McPherson rédige un mémo pour Lemon aussitôt après le coup de fil, expliquant les grandes lignes de ce qu’il a appris et suggérant une approbation immédiate du recours en appel.
A mesure qu’il décrit les faits, ses espoirs reviennent l’envahir. Il a l’impression, d’un seul coup, que le système pourrait vraiment fonctionner, en fin de compte. Le réseau d’obstacles et de contrepoids est d’une complexité presque étouffante – peut-être d’une complexité trop grande ; mais cela revient en fin de compte à dire que le pouvoir est répandu un peu partout, et qu’aucun élément du réseau ne peut en abuser un autre sans compromettre l’équilibre de l’ensemble. Lorsque cela se produit, tous les autres éléments s’en mêlent, parce que leur propre pouvoir est menacé quand l’un d’entre eux tire trop la couverture à lui ; ils foncent dans la mêlée comme un défenseur de hockey avec sa crosse pour le faire trébucher, et l’équilibre est restauré. L’Air Force a essayé de s’affirmer au-dessus du système, extérieure au réseau ; le reste du réseau s’apprête maintenant à la ramener en son sein. C’est la démarche américaine : on avance tant bien que mal, avec l’habituelle démarche empotée, inefficace – exaspérante à observer, mais finalement équitable.

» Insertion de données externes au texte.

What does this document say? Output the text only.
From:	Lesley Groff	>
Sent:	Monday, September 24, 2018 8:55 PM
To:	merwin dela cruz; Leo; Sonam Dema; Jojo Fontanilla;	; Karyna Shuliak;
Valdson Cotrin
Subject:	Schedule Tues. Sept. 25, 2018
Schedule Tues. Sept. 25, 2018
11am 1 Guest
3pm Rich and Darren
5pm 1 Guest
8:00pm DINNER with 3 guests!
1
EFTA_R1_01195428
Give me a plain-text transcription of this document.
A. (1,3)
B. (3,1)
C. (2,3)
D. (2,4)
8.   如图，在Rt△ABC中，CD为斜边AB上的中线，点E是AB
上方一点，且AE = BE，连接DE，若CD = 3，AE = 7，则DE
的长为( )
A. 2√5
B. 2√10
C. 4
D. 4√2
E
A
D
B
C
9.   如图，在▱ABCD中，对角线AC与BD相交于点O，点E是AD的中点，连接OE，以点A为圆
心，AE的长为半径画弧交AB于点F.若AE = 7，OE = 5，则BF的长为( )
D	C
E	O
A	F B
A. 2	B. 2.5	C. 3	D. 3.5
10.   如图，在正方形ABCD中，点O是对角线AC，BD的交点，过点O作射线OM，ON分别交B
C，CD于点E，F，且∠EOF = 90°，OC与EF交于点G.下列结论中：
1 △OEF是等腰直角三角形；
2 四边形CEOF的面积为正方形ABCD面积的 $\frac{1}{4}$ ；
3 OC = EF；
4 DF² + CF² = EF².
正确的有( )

Aussi, soulagé sur ce point, il consacre le reste de la journée à travailler sur le programme Foudre en Boule. Et là aussi, il distingue des signes de progrès, des signes qui indiquent qu’ils parviendront peut-être à élaborer un système exploitable dans les délais. Les programmeurs sont venus le trouver, tout excités, pour lui parler tous à la fois d’un programme qui réussira à bloquer les rayons de plusieurs lasers sur un missile, en faisceaux phasés ; cela accroît considérablement l’intensité du rayon, de sorte que la pulsation de choc pourra de nouveau marcher. Ils se croient également en mesure de pister les missiles après la phase d’utilisation des boosters, en extrapolant leur trajectoire de façon très précise. Combinez ça avec le temps de latence plus court permis par les faisceaux phasés et… il se pourrait fort bien qu’ils arrivent à abaisser les taux spécifiés par l’Air Force. Ça se pourrait. Même si ça peut les conduire un peu au-delà de la fin de la phase d’utilisation des boosters.
Aiguillonné par cette possibilité, McPherson cajole, câline et malmène Dan Houston pour qu’il réactive son cerveau et fasse sa part du boulot ; il va falloir que tout le monde fasse un gros effort pour que le travail soit fait dans les temps, une sorte de faisceau phasé d’efforts. Et Houston est nase. Il n’a jamais rappelé à Dennis la soirée au El Torito, quand il a fallu que celui-ci l’accompagne jusqu’à la voiture, mais il est désormais évident pour Dennis que cette soirée-là n’avait rien d’inhabituel. Dan boit beaucoup tous les jours ; il aurait besoin d’une coupe de cheveux, il aurait besoin de se raser, ses vêtements semblent lui avoir servi de pyjama ; il représente vraiment le stéréotype du bonhomme qui vient de se faire plaquer, dont la vie se désagrège. Parfois, Dennis a envie de claquer des doigts, de dire : « Arrêtez ça, Dan, vous vous faites un scénario vidéo ! »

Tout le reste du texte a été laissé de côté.